As these pollutants enter water supplies and marine environments, they create more profound problems for ecological and human health. Reducing microplastic pollution is one of the top priorities of leading environmental organizations, including the Great Lakes Protection Fund, which recently awarded Wayne State University researchers with a three-year, $929,000 grant to develop technology that will not only help zero in on microplastic sources but will also accelerate a targeted outreach and mitigation campaign.
The project is led by Yongli Zhang, assistant professor of civil and environmental engineering; Mark Cheng, associate professor of electrical and computer engineering; Weisong Shi, professor of computer science; Carol Miller, professor of civil and environmental engineering; and Donna Kashian, associate professor of biological sciences.
"The issue of plastic pollution - and more specifically microplastic pollution - is beginning to get more attention," said Zhang. "However, this is still a relatively new issue for most people, and a great deal of outreach is still needed to make positive changes to public awareness and engagement."
Microplastics are often remnants from larger plastic items such as water bottles, one of which can break up into over 10,000 pieces. They also come from products that contain microbeads, such as soap or toothpaste, and from textile fibers in laundry wastewater. Microplastics present a significant health threat for several reasons. Because of their tiny size - smaller than five millimeters - they easily enter food systems, often without detection. They act as toxic sponges, absorbing large amounts of persistent organic pollutants, which can lead to serious illnesses, and interact with microbiota such as bacteria and fungi, which play key roles in our ecosystem.
The pathway to promote positive social changes is an innovative Internet of Things (IoT) technology developed by Zhang's team that incorporates optical sensors, machine learning and edge computing to allow for more cost-efficient and timely monitoring and sourcing of microplastic pollution. The belief is that this knowledge will benefit public understanding of the problem and lead to behavioral changes.
"The advantages of our IoT sensors include high-throughput, low-cost and automatic measurement of chemical composition of microplastics," said Cheng.

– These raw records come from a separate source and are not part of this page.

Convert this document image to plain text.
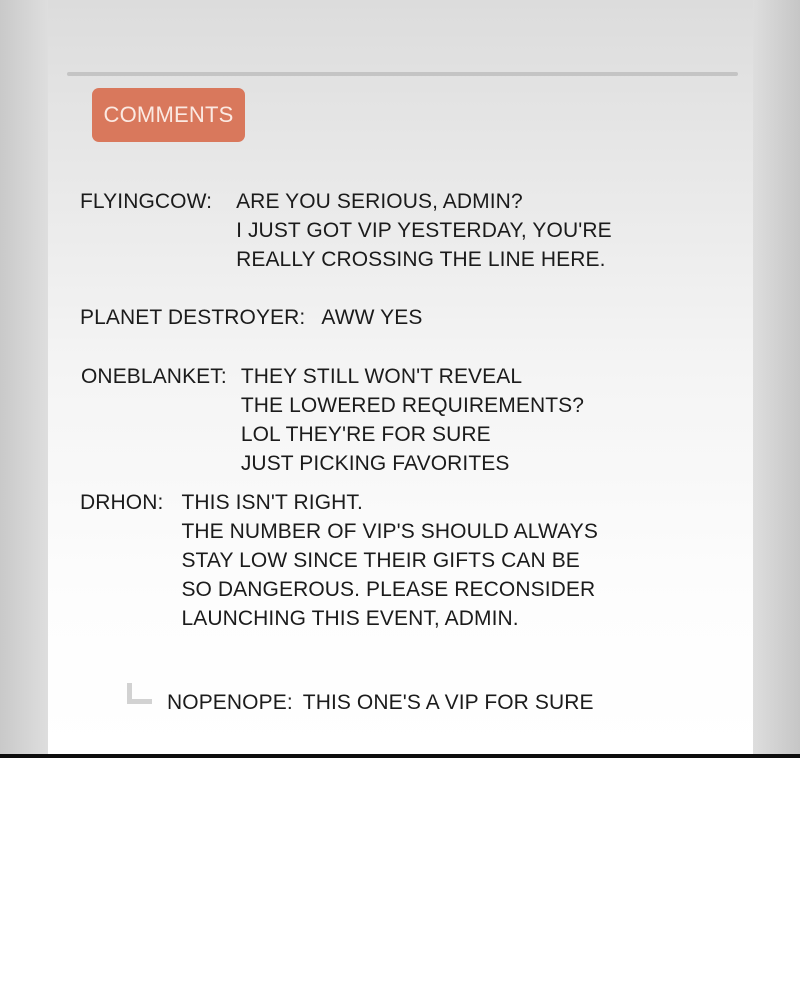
COMMENTS
FLYINGCOW: ARE YOU SERIOUS, ADMIN?
I JUST GOT VIP YESTERDAY, YOU'RE
REALLY CROSSING THE LINE HERE.
PLANET DESTROYER: AWW YES
ONEBLANKET: THEY STILL WON'T REVEAL
THE LOWERED REQUIREMENTS?
LOL THEY'RE FOR SURE
JUST PICKING FAVORITES
DRHON: THIS ISN'T RIGHT.
THE NUMBER OF VIP'S SHOULD ALWAYS
STAY LOW SINCE THEIR GIFTS CAN BE
SO DANGEROUS. PLEASE RECONSIDER
LAUNCHING THIS EVENT, ADMIN.
NOPENOPE: THIS ONE'S A VIP FOR SURE
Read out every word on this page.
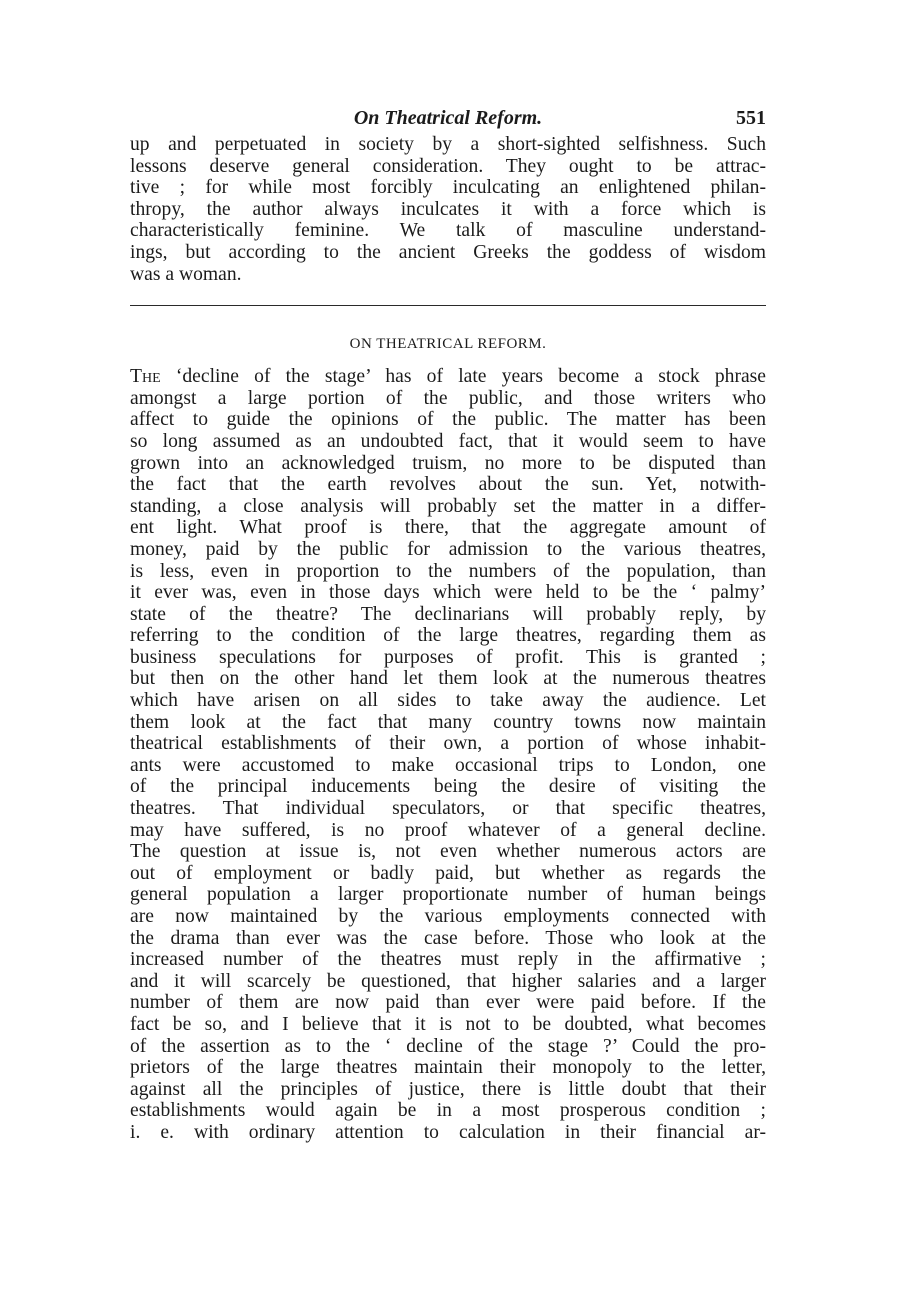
On Theatrical Reform.	551
up and perpetuated in society by a short-sighted selfishness. Such
lessons deserve general consideration. They ought to be attrac-
tive ; for while most forcibly inculcating an enlightened philan-
thropy, the author always inculcates it with a force which is
characteristically feminine. We talk of masculine understand-
ings, but according to the ancient Greeks the goddess of wisdom
was a woman.
ON THEATRICAL REFORM.
The ‘decline of the stage’ has of late years become a stock phrase
amongst a large portion of the public, and those writers who
affect to guide the opinions of the public. The matter has been
so long assumed as an undoubted fact, that it would seem to have
grown into an acknowledged truism, no more to be disputed than
the fact that the earth revolves about the sun. Yet, notwith-
standing, a close analysis will probably set the matter in a differ-
ent light. What proof is there, that the aggregate amount of
money, paid by the public for admission to the various theatres,
is less, even in proportion to the numbers of the population, than
it ever was, even in those days which were held to be the ‘ palmy’
state of the theatre? The declinarians will probably reply, by
referring to the condition of the large theatres, regarding them as
business speculations for purposes of profit. This is granted ;
but then on the other hand let them look at the numerous theatres
which have arisen on all sides to take away the audience. Let
them look at the fact that many country towns now maintain
theatrical establishments of their own, a portion of whose inhabit-
ants were accustomed to make occasional trips to London, one
of the principal inducements being the desire of visiting the
theatres. That individual speculators, or that specific theatres,
may have suffered, is no proof whatever of a general decline.
The question at issue is, not even whether numerous actors are
out of employment or badly paid, but whether as regards the
general population a larger proportionate number of human beings
are now maintained by the various employments connected with
the drama than ever was the case before. Those who look at the
increased number of the theatres must reply in the affirmative ;
and it will scarcely be questioned, that higher salaries and a larger
number of them are now paid than ever were paid before. If the
fact be so, and I believe that it is not to be doubted, what becomes
of the assertion as to the ‘ decline of the stage ?’ Could the pro-
prietors of the large theatres maintain their monopoly to the letter,
against all the principles of justice, there is little doubt that their
establishments would again be in a most prosperous condition ;
i. e. with ordinary attention to calculation in their financial ar-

"By integrating the IoT technology with machine learning tools, the sensors will provide abundant critical information for microplastic monitoring, including the quantity, size, chemical composition and age, as well as the correlation to the location and weather conditions," said Shi.
The research team will deploy its sensors at testing sites in Pontiac, a city situated about 25 miles from Wayne State's campus, and Williamston, located just outside of Lansing. They will monitor microplastic inputs from multiple sources including wasterwater discharge, urban runoff and agricultural zones.
"The team will leverage this data to promote mitigation initiatives such as microplastic-filtering laundry bags, street side garbage bins and green water infrastructures," said Miller.
"This project can be scaled up to engage with greater numbers of community members, civic leaders and students both at the university and K-12 levels," said Kashian. "This will further public awareness and pollutant reduction efforts."
In addition to the WSU research team, two community partners - Ingham Conservation District and ReRoot Pontiac - will collaborate on the project.